The state offers just four electoral votes in next week's presidential election, but President Obama and challenger Mitt Romney are vying fiercely here for the remaining independent voters, who are decidedly ambivalent about both candidates.
Mr. Obama won a majority of independent voters in 2008 with visions of a post-partisan administration that could break the logjam in Washington after eight years under George W. Bush. But the gridlock remains, and Mr. Obama and Mr. Romney are competing for a rapidly diminishing number of independent voters, who could make up 30 percent or more of the electorate in a series of must-win states.
Polling by Pew Research found Mr. Obama and Mr. Romney virtually tied among independents throughout the fall, but the Republican has opened up a small lead with this group in recent days. Polling by The Washington Post and ABC News shows Mr. Romney leading among independents, which Mr. Romney's campaign points to as evidence of independents breaking his way.

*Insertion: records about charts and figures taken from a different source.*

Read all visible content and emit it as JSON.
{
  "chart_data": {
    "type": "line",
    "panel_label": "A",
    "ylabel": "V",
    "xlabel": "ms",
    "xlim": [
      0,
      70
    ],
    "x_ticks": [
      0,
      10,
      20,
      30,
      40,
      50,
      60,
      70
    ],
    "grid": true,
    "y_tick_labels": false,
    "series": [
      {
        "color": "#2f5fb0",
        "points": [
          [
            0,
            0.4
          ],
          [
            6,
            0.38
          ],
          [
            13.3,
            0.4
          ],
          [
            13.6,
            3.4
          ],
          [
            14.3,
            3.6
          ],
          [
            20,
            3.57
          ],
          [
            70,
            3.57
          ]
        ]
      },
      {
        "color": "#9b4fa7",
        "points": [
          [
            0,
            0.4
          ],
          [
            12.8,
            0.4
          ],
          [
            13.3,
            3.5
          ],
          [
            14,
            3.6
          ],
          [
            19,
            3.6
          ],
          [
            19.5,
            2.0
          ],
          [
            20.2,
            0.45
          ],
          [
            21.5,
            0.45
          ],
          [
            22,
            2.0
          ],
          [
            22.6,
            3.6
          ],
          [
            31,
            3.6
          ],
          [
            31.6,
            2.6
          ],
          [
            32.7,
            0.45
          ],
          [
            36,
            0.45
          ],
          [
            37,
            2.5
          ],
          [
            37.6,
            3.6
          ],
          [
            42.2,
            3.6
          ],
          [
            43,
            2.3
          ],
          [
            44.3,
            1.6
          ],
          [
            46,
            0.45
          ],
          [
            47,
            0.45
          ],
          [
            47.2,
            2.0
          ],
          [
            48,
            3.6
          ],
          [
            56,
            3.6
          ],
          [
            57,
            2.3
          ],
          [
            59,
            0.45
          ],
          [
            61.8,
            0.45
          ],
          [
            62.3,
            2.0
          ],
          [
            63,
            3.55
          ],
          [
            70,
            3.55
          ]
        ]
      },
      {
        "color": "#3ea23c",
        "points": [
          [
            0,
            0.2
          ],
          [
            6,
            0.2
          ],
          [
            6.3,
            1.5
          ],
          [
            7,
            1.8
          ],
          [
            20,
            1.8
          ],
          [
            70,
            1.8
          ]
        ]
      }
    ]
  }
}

"I probably will go with Romney," said Don Hodgman, an undecided Democrat from Manchester who voted for Mr. Obama last time. "I hate to say it — it's the lesser of two evils."
In nearby Nashua, Patty Cardin, an independent who works in retail, pointed to the vanity plate on her silver Chrysler Sebring. "My license plate says it all — FAITH," said Ms. Cardin, who said she voted absentee for Mr. Obama because she was turned off by the Republican's views on abortion.
"It was just a sense in my gut," she said outside her gym. "Obama is a little bit closer to getting us on the track to where we need to be."
Mr. Obama's campaign says it still holds a slight advantage with independents, approaching his level of support in 2008, when he won independents by about 8 points over Republican John McCain.
Independent voters are hardly monolithic — some tend to vote for Democrats, while others lean Republican. But their reach is considerable in a close election because they form sizable blocs in battleground states.
In 2008, independents made up 30 percent or more of the electorate in New Hampshire, Colorado, Iowa, Nevada and Ohio and approached that level in Florida, North Carolina, Wisconsin and Virginia, making their support even more critical this time around.
"Independents will decide the next president of the United States," said Romney pollster Neil Newhouse. "It's as simple as that."
In New Hampshire, independents formed about 45 percent of the electorate in 2008, making the quest for those voters a crucial part of the campaign.
Both the Obama and Romney campaigns are dispatching volunteers to the doorsteps of independents and undecided voters and keeping open a steady line of communication to try to lock in votes. Both campaigns estimate about 10 percent of New Hampshire voters still may be up for grabs — with many from the ranks of independents or the independent-minded — but agree those numbers are dwindling by the day.